Re: [nameidata 1/2] Don't pass NULL nameidata to vfs_create

Previous thread: [AppArmor 18/41] call lsm hook before unhashing dentry in vfs_rmdir() by jjohansen on Thursday, April 12, 2007 - 2:08 am. (1 message)

Next thread: [AppArmor 21/41] Add struct vfsmount parameters to vfs_rename() by jjohansen on Thursday, April 12, 2007 - 2:08 am. (1 message)
From: jjohansen
Date: Thursday, April 12, 2007 - 2:08 am

This is needed for computing pathnames in the AppArmor LSM.

Signed-off-by: Tony Jones <tonyj@suse.de>
Signed-off-by: Andreas Gruenbacher <agruen@suse.de>
Signed-off-by: John Johansen <jjohansen@suse.de>

---
 fs/namei.c               |    2 +-
 include/linux/security.h |    9 ++++++---
 security/dummy.c         |    2 +-
 security/selinux/hooks.c |    3 ++-
 4 files changed, 10 insertions(+), 6 deletions(-)

--- a/fs/namei.c
+++ b/fs/namei.c
@@ -1503,7 +1503,7 @@ int vfs_create(struct inode *dir, struct
 		return -EACCES;	/* shouldn't it be ENOSYS? */
 	mode &= S_IALLUGO;
 	mode |= S_IFREG;
-	error = security_inode_create(dir, dentry, mode);
+	error = security_inode_create(dir, dentry, nd ? nd->mnt : NULL, mode);
 	if (error)
 		return error;
 	DQUOT_INIT(dir);
--- a/include/linux/security.h
+++ b/include/linux/security.h
@@ -283,6 +283,7 @@ struct request_sock;
  *	Check permission to create a regular file.
  *	@dir contains inode structure of the parent of the new file.
  *	@dentry contains the dentry structure for the file to be created.
+ *	@mnt is the vfsmount corresponding to @dentry (may be NULL).
  *	@mode contains the file mode of the file to be created.
  *	Return 0 if permission is granted.
  * @inode_link:
@@ -1204,8 +1205,8 @@ struct security_operations {
 	void (*inode_free_security) (struct inode *inode);
 	int (*inode_init_security) (struct inode *inode, struct inode *dir,
 				    char **name, void **value, size_t *len);
-	int (*inode_create) (struct inode *dir,
-	                     struct dentry *dentry, int mode);
+	int (*inode_create) (struct inode *dir, struct dentry *dentry,
+			     struct vfsmount *mnt, int mode);
 	int (*inode_link) (struct dentry *old_dentry,
 	                   struct inode *dir, struct dentry *new_dentry);
 	int (*inode_unlink) (struct inode *dir, struct dentry *dentry);
@@ -1611,11 +1612,12 @@ static inline int security_inode_init_se
 	
 static inline int security_inode_create (struct inode *dir,
 					 struct ...
From: Christoph Hellwig
Date: Thursday, April 12, 2007 - 3:06 am

Once again very strong NACK.  Every conditional passing of vfsmounts get my
veto.  As mentioned last time if you really want this send a patch series
first that passed the vfsmount consistantly.

-

From: Andreas Gruenbacher
Date: Monday, April 16, 2007 - 9:11 am

I don't consider it fair to NACK this patch just because some other part of 
the kernel uses vfs_create() in the wrong way -- those are really independent 
issues.
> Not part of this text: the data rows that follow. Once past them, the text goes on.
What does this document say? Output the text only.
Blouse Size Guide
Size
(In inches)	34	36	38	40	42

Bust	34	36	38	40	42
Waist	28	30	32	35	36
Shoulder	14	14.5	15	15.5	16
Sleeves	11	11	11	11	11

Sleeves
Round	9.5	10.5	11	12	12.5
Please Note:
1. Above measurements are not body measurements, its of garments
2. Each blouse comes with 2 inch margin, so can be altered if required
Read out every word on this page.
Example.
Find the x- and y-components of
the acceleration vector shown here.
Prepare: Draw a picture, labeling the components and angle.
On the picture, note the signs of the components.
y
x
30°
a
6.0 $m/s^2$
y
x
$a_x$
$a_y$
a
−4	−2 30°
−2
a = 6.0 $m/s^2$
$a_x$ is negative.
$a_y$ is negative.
The bug is not that hard to fix though; here is a proposed patch on 
top of the other AppArmor patches.

The offenders are nfsd and the mqueue filesystem. Instantiate a struct 
nameidata there.

The .dentry and .mnt fields can easily be filled in in nfsd. The mqueue 
filesystem is somewhat special: files that mq_open creates are on an internal 
mount and the mqueue filesystem is not generally visible (it may or may not 
be mounted). When passing a regular vfsmount to vfs_create the files would 
appear disconnected while they actually are kernel-internal objects. Use a 
NULL vfsmount there to avoid that -- passing the kernel-internal vfsmount 
there wouldn't help, anyway.

Signed-off-by: Andreas Gruenbacher <agruen@suse.de>

---
 fs/namei.c    |    7 ++++---
 fs/nfsd/vfs.c |   23 +++++++++++++++++++----
 ipc/mqueue.c  |    6 +++++-
 3 files changed, 28 insertions(+), 8 deletions(-)

--- a/fs/namei.c
+++ b/fs/namei.c
@@ -1503,7 +1503,7 @@ int vfs_create(struct inode *dir, struct
 		return -EACCES;	/* shouldn't it be ENOSYS? */
 	mode &= S_IALLUGO;
 	mode |= S_IFREG;
-	error = security_inode_create(dir, dentry, nd ? nd->mnt : NULL, mode);
+	error = security_inode_create(dir, dentry, nd->mnt, mode);
 	if (error)
 		return error;
 	DQUOT_INIT(dir);
--- a/fs/nfsd/vfs.c
+++ b/fs/nfsd/vfs.c
@@ -1108,6 +1108,18 @@ nfsd_commit(struct svc_rqst *rqstp, stru
 }
 #endif /* CONFIG_NFSD_V3 */
 
+static inline int
+nfsd_do_create(struct inode *dir, struct dentry *child, struct vfsmount *mnt,
+	       int mode)
+{
+	struct nameidata nd = {
+		.dentry = child,
+		.mnt = mnt,
+	};
+
+	return vfs_create(dir, child, mode, &nd);
+}
+
 /*
  * Create a file (regular, directory, device, fifo); UNIX sockets 
  * not yet implemented.
@@ -1192,7 +1204,8 @@ nfsd_create(struct svc_rqst *rqstp, stru
 	err = 0;
 	switch ...
From: Christoph Hellwig
Date: Monday, April 16, 2007 - 9:21 am

Note that it's not just this particular hunk, all these kinds of conditional

But anyway, creating fake nameidata structures is not really helpful.
If there is a nameidata passed people expect it to be complete, and
if you pass them to an LSM people will e.g. try to look into lookup
intents.  But similar to the per-mountpoint r/o work I suspect you're
simply operating on the wrong level, but then again this might not
be fixable due to the braindead apparmor design.
-

From: Andreas Gruenbacher
Date: Monday, April 16, 2007 - 9:40 am

I don't actually agree with that: when nfsd creates a file, it still is a file 
create no matter where it originates from, and so it does make sense to 
provide the appropriate intent information too. Struct nameidata contains 
other crap only needed during an actual lookup too --- that's a mess, and the 
nameidata2 patch shows one possibility how to deal with it. (It's the 
cleanest approach I could think of right now without cluttering the vfs code 
with insane amounts of dereferences.)

Thanks,
Andreas
-

From: Christoph Hellwig
Date: Monday, April 16, 2007 - 9:45 am

You should provide intent information, yes - which your patch didn't :)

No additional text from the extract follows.